A single-family residence in Monterey Park, California, treats the zoning setback—the mandated buffer between building and property line—not as leftover space, but as a design medium. Rebuild Collective and 1+1+ Architects have completed Wandering Courtyard House, a residence on a 0.15-acre parcel seven miles east of downtown Los Angeles. The project finished in August 2025 after 30 months of construction. It was designed by De Peter Yi, founder of the Cincinnati- and San Francisco–based studio Rebuild Collective and assistant professor of architecture at the University of Cincinnati, in collaboration with Laura Marie Peterson, principal architect and founder of the Detroit-based 1+1+ Architects.
For Yi, the project was personal: a retirement home for his uncle and aunt—the first-generation Chinese immigrant artist couple Yi Kai and Jian Zheng. It replaced a 1956 house that was demolished, though the original kidney-shaped pool was kept.

In Los Angeles, roughly 78 percent of residential land is zoned exclusively for single-family homes. That pattern has produced a landscape most Angelenos know by heart: detached houses floating on their lots like islands, separated by strips of dead grass and chain-link fence. The setback isn’t a designed space. It’s where the garden hose lives or maybe a trash can. Inhabited by no one, designed for nothing, it quietly enforces the idea that the best thing you can do with your neighbor is ignore them.
Yi has been arguing against that logic for years. His 2023 SOM Foundation Research Prize, a collaboration with Gabriel Cuéllar titled “Block by Block: Advancing New American Dreams and Housing Justice by Aligning Design with Zoning Reform,” studied how single-family zoned blocks could become new forms of collective architecture.
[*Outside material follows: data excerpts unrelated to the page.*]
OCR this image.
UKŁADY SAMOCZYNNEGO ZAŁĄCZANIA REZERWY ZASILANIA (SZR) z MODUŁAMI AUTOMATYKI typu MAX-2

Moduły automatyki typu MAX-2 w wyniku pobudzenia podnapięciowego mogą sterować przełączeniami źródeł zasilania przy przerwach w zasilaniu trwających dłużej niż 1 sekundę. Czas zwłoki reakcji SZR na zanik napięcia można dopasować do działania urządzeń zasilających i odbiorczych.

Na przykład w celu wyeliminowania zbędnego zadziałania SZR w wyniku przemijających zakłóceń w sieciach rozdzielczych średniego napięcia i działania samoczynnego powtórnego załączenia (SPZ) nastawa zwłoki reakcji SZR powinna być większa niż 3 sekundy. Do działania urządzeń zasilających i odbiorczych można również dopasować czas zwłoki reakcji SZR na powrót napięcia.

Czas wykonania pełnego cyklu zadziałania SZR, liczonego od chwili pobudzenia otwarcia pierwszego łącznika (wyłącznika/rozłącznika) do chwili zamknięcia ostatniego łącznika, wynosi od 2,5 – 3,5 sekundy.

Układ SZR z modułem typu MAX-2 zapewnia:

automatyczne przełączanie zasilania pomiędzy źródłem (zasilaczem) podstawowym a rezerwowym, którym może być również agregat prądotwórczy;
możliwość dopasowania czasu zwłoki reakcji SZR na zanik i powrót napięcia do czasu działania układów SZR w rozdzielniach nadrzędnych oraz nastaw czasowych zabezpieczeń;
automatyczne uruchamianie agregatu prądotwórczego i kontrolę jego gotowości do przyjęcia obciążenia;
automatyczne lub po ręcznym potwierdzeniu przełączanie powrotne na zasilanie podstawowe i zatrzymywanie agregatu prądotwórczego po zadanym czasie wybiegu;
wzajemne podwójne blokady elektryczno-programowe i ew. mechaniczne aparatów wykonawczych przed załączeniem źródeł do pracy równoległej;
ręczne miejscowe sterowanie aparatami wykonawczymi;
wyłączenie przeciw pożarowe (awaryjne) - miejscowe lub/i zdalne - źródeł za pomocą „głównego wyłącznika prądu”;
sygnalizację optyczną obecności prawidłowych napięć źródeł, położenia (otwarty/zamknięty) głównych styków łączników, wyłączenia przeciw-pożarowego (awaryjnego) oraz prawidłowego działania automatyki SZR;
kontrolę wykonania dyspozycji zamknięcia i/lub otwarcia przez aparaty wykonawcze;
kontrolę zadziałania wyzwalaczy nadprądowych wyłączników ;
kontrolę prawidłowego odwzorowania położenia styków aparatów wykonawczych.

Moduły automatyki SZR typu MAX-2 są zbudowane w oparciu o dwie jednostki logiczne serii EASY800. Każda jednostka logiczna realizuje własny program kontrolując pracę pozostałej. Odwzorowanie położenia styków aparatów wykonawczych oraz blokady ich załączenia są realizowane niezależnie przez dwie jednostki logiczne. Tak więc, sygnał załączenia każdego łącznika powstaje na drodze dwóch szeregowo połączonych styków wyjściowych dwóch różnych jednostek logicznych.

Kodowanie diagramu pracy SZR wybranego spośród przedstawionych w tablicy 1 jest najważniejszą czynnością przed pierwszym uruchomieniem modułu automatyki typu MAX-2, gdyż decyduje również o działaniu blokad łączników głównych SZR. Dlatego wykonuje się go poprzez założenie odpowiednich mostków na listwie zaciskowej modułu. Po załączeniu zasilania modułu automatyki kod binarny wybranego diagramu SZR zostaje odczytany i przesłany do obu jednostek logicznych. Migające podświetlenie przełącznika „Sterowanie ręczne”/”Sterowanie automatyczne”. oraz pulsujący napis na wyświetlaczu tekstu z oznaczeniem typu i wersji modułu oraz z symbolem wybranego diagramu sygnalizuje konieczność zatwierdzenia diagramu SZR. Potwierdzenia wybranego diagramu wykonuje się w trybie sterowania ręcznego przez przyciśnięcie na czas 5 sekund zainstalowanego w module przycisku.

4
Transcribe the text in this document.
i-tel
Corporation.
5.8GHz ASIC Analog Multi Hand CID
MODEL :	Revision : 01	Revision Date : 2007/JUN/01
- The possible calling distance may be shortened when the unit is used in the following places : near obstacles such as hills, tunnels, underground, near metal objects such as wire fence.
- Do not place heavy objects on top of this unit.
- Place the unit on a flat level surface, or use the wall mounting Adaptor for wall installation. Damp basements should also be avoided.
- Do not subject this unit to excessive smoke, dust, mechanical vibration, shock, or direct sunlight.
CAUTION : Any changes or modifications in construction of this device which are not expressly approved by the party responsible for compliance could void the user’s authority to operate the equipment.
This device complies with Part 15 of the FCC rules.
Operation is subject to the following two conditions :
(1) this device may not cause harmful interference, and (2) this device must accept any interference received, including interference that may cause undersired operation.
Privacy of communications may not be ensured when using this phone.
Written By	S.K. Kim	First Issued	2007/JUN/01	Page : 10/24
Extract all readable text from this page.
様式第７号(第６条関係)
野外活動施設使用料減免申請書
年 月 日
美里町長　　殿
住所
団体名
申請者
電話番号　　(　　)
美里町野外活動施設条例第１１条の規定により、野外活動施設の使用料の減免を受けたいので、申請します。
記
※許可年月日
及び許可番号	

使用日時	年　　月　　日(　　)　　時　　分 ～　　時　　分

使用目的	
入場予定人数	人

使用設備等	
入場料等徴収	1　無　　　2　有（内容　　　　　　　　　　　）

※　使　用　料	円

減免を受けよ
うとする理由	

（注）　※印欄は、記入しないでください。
The project’s central proposition is that zoning reform—particularly California’s Senate Bill 9 (SB 9), which allows single-family lots to be split and rebuilt with up to four housing units—shouldn’t be adopted lot by lot, but coordinated across property lines at the scale of an entire block.
To test this idea, Yi developed “Courtyard Block,” a design-research project and board game proposing that the rigid grid of private backyards on a typical Los Angeles block could evolve into “lively arrangements of courtyards that can adapt to individual or collective use if neighbors adopted SB 9 together.” In a piece he penned for AN, he argued that zoning setbacks are an untapped design opportunity: “SB 9 is a tool for multiplication through division, acting in direct counterpoint to the minimum lot size requirements that propelled sprawl.” Wandering Courtyard House is the single-lot proof of concept.
Rather than designing inward from the property line—the default for any house governed by zoning setbacks—Yi designed outward, shaping the leftover setback zones into a constellation of outdoor rooms. In the east-facing side yard, an interior and exterior kitchen straddle two sides of a single wall, joined by a casement window. In the west-facing side yard, the house curves toward the pool, creating a quieter courtyard: white stucco walls step up in a stair-like profile, and a mature prickly pear cactus anchors the corner where the house meets its lot’s edge. The result, as Rebuild Collective describes it, is a house with as many outdoor rooms as indoor rooms.

In the rear yard, an 80-foot-long curving teak deck on the second floor—permitted within 50 percent of the rear setback—sweeps around the kidney-shaped pool like a slow arm, adding roughly 650 square feet of shaded outdoor space on the ground floor and 450 square feet of open-air balcony above—a house that “shapes the spaces around it” by designing “within the existing code.”
Up on the deck, partial-height stucco walls frame the Los Angeles skyline through large rectangular cutouts. Two openings on one corner present the city in opposing orientations, side-by-side—one east toward the San Gabriel Mountains, one west toward downtown. The same sky, two different paintings of it. Yi compared the effect to James Turrell’s outdoor “Skyspaces,” where a built frame transforms a rectangle of atmosphere into something contemplative. “Taking something mundane and making it special,” he said of how the light shifts across the walkway throughout the day.

The project is also a cross-cultural argument—one that maps directly onto Yi’s zoning research. 1+1+ Architects described the project as combining “elements of the American backyard with the Asian courtyard.” The American backyard is private, enclosed, inward-facing—a space of retreat and separation. The courtyard, in Chinese architectural tradition, is something else: communal, porous, oriented toward shared life. At Wandering Courtyard House, the arc of the second-floor terrace draws on the tradition of courtyard houses and gardens in China. Its butterfly roofline echoes the midcentury homes found throughout the predominantly Chinese neighborhood. Monterey Park became the first city in the continental United States with a majority Asian population by the 1990 Census; today, roughly 65 percent of its residents are Asian.

Gaston Bachelard wrote that every corner of a house is a diagram of the psyche—the basement as the unconscious, the attic as the rational mind. He never wrote about the setback or the threshold where the fantasy of private life meets the reality of a neighbor. Wandering Courtyard House turns the forgotten margins of the lot into the most charged spaces in the house. In the gap between this house and the next one, something is growing. Maybe it’s a neighborhood.